Nach Auffassung des Amtsgerichts ist Folge des Rücktritts des Reisenden vor Reisebeginn, dass der Reiseveranstalter seinen Anspruch auf den vereinbarten Reisepreis verliert. Gemäß § 651h Abs. 1 Satz 3 BGB könne der Reiseveranstalter dann jedoch eine angemessene Entschädigung verlangen. Dies gelte nach § 651h Abs. 3 BGB aber nicht, wenn am Bestimmungsort oder in dessen unmittelbarer Nähe unvermeidbare, außergewöhnliche Umstände auftreten, die die Durchführung der Pauschalreise oder die Beförderung von Personen an den Bestimmungsort erheblich beeinträchtigten.
Die Covid-19-Pandemie könne grundsätzlich als solch ein Umstand zu bewerten sein. Allein die Tatsache der Pandemie reiche jedoch nicht aus, um jeglichen Rücktritt von allen Pauschalreisen zu jedem Zeitpunkt ohne Anfall von Entschädigungszahlungen zuzulassen. Es sei zu prüfen, inwieweit die konkrete Reise aus einer ex-ante Betrachtung heraus erheblich beeinträchtigt sein werde. Spätere Ereignisse könnten die ex-ante Beurteilung nicht nachträglich ändern. Die Höhe des Anspruchs müsse im Zeitpunkt des Rücktritts feststehen. Nach § 651h Abs. 5 BGB sei der Reiseveranstalter verpflichtet, innerhalb von 14 Tagen den Reisepreis zurückzuerstatten. Käme es auf die zukünftige Entwicklung an, könnte ein zunächst nicht begründeter Anspruch im Laufe der Zeit begründet werden. Das könne nicht richtig sein.
Es komme angesichts der Dynamik der Pandemie auf die Umstände des Einzelfalls an. Sowohl die Reisewarnung des Auswärtigen Amtes wie die Einreiseverbote nach Dänemark und Russland seien zunächst befristet gewesen. Damit lag im Zeitpunkt des Rücktritts für den Reisezeitraum vom 28.06.2020 bis 05.07.2020 noch keine Reisewarnung vor. Zwar lagen zu dieser Zeit bereits erste Erfahrungen mit Corona-Ausbrüchen auf Kreuzfahrtschiffen vor. Dennoch war Anfang April 2020 nach Auffassung des Amtsgerichts nicht ausgeschlossen, dass drei Monate später mit einem Hygienekonzept und Testungen der Passagiere die Durchführung der Kreuzfahrt möglich gewesen wäre.
Unter Berücksichtigung dieser Gesichtspunkte geht das Amtsgericht davon aus, das bei der ex-ante Betrachtung am 01.04.2020 nicht mit der erforderlichen Sicherheit davon ausgegangen werden konnte, dass im Reisezeitraum Umstände vorliegen werden, die die Reise erheblich beeinträchtigten.
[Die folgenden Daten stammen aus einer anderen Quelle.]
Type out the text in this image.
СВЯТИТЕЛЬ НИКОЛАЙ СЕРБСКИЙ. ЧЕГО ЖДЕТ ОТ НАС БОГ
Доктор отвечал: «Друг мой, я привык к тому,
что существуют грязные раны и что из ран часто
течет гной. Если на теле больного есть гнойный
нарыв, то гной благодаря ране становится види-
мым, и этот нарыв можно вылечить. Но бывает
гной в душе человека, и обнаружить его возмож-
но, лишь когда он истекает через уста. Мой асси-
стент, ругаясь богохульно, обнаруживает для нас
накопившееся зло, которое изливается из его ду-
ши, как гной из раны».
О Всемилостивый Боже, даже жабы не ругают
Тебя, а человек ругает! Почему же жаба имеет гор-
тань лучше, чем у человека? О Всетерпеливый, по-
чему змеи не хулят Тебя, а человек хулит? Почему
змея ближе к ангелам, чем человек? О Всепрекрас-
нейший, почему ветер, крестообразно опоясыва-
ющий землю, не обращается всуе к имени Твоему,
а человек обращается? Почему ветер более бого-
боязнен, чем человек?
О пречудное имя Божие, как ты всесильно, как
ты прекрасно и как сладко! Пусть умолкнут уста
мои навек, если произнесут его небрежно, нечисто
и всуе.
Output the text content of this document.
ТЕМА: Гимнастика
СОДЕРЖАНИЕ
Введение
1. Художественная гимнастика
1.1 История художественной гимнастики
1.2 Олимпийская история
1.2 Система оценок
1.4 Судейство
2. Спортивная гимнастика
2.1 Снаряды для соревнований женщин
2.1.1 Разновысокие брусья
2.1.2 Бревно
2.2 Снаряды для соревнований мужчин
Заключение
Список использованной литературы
Der frühzeitige Rücktritt der Klägerin spreche vielmehr dafür, dass ihr bereits zu diesem Zeitpunkt klar war, dass sie die Kreuzfahrt unter keinen Umständen wahrnehmen möchte. Dies seien aber primär bloße Unwohl- und Angstgefühle, die für eine kostenlose Stornierung gerade nicht ausreichten. Somit war die Klage nur in Höhe der die Stornogebühr übersteigenden 80 Cent begründet.
Das Urteil ist aufgrund zugelassener Berufung noch nicht rechtskräftig.